Mortgage Daily

Published On: January 27, 2012

The Federal Housing Administration managed to lift its mortgage volume last month, though annual volume fell and upcoming activity appears headed lower. Serious delinquency has not improved for eight months.

FHA mortgagees obtained endorsements on 93,739 loans during December for $16.7 billion, according to FHA operational data.

Production was higher than 88,206 mortgages insured for $15.6 billion in November.

Business tumbled, however, from a year earlier, when 133,603 loans were endorsed for $26.4 billion.

Compared to November, refinance production was up 16 percent. December’s refinance share climbed to 35 percent from a third the previous month.

Endorsements for loans to finance home purchases edged up 3 percent.

Total applications, which provide some insight into upcoming endorsement volume, fell to 110,427 from November’s 125,596. Purchase applications tumbled 15 percent, while refinances were off just 7 percent.

The average turnaround from application to closing on FHA mortgages lengthened to 6.1 weeks from 6.0 weeks in November. A year prior, the average processing time was 7.6 weeks.

FHA endorsed 4,635 home-equity conversion mortgages for a maximum claim amount of $1.1 billion during December. HECM activity slipped from 4,654 loans endorsed for $1.1 billion. In the final month of 2010, FHA endorsed 6,554 HECMs for $1.7 billion.

HECM applications sank 19 percent, pointing to even lower volume ahead.

Section 203(k) endorsements declined to 1,978 from the previous month’s 2,148.

FHA insured 1,618 manufactured housing loans in December, slipping from 1,644 a month earlier.

Endorsements for loans secured by condominiums climbed to 3,188 last month from November’s 2,937.

During all of 2011, FHA endorsements totaled 1,143,660 loans for $206.3 billion. The prior year, FHA insured 1,624,836 mortgages for $302.3 billion.

Since its fiscal-year 2012 started on Oct. 1, 2011, FHA endorsements totaled 269,984 loans for $47.9 billion. By the end of the fiscal year on Sept. 30, FHA expects endorsements will reach 1.4 million loans for $248.6 billion.

FHA’s mortgage insurance-in-force rose to 7,414,979 loans outstanding for $1.0369 trillion from the prior month’s 7,376,641 mortgages for $1.0304 trillion.
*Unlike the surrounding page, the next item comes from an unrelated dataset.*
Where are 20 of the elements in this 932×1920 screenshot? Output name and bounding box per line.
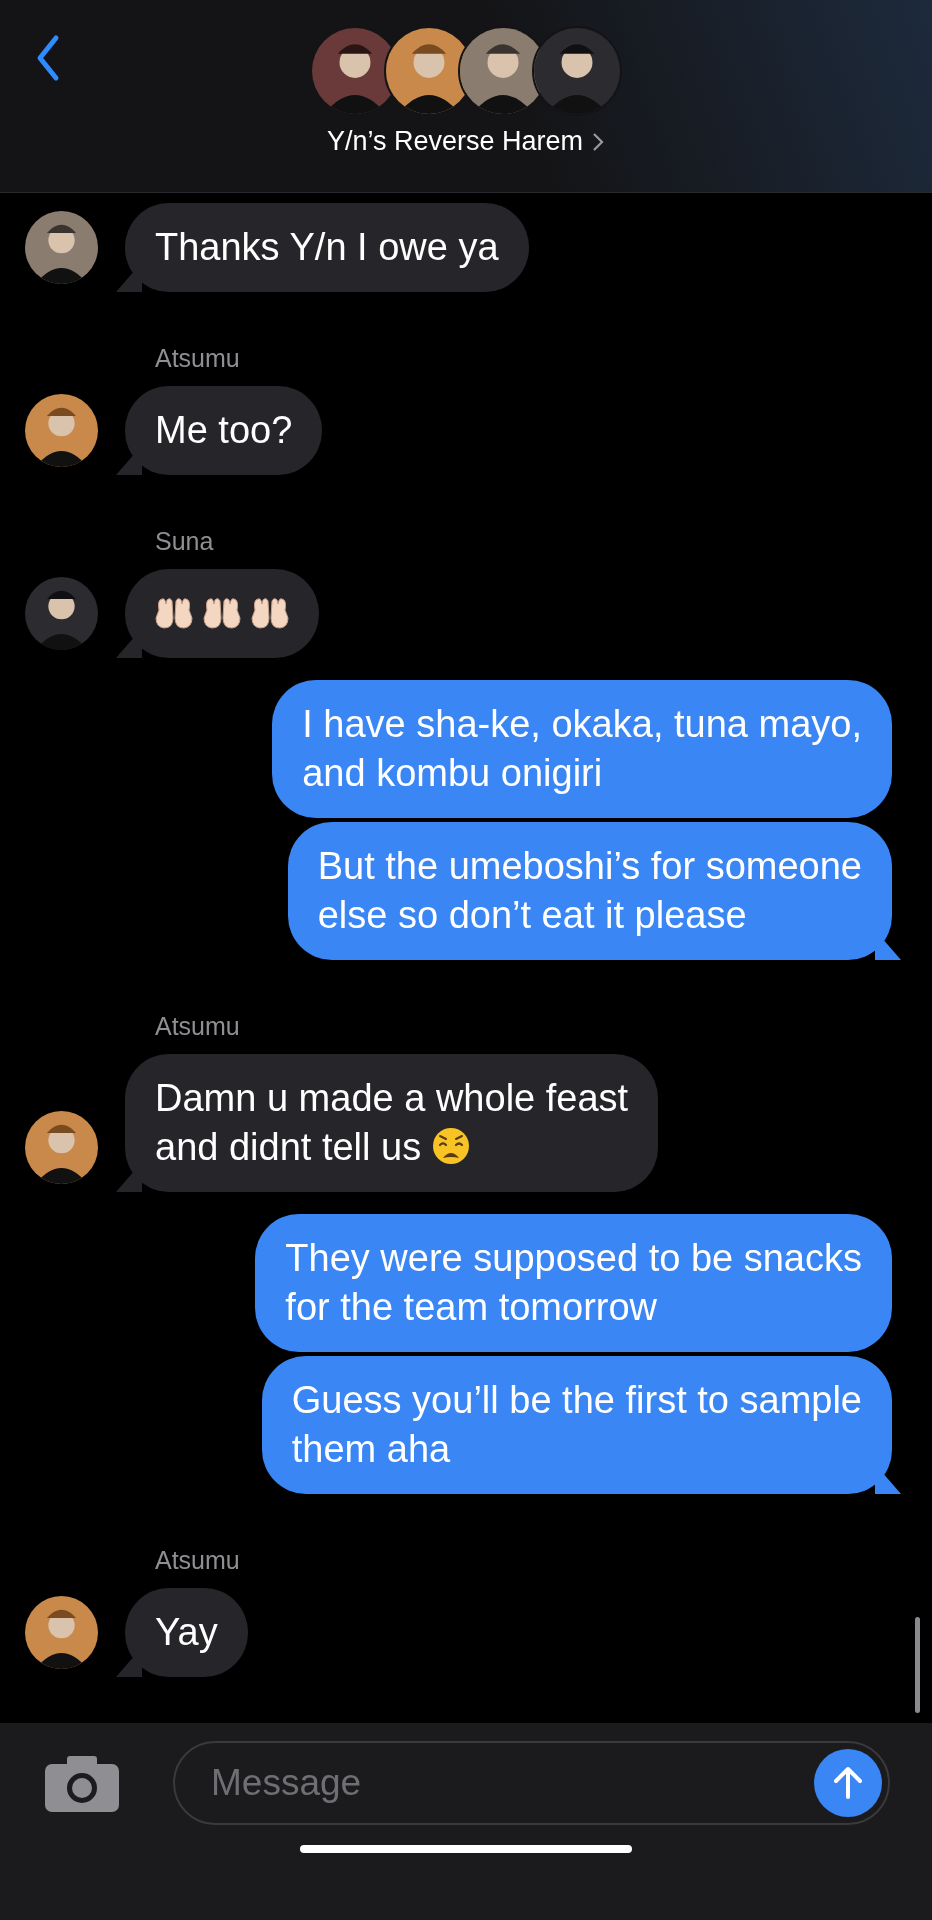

The FHA portfolio has grown from 6,812,689 loans outstanding for $0.9342 trillion as of Dec. 31, 2010.

Residential delinquency of at least 90 days on FHA-insured loans was up for the sixth consecutive month to 9.6 percent as of Dec. 31, 2011. The rate increased from 9.3 percent in November and 8.8 percent at the end of 2010.

The rate of serious delinquency has not improved a single time since April 2011, when the 90-day rate fell to 8.2 percent from 8.3 percent in March.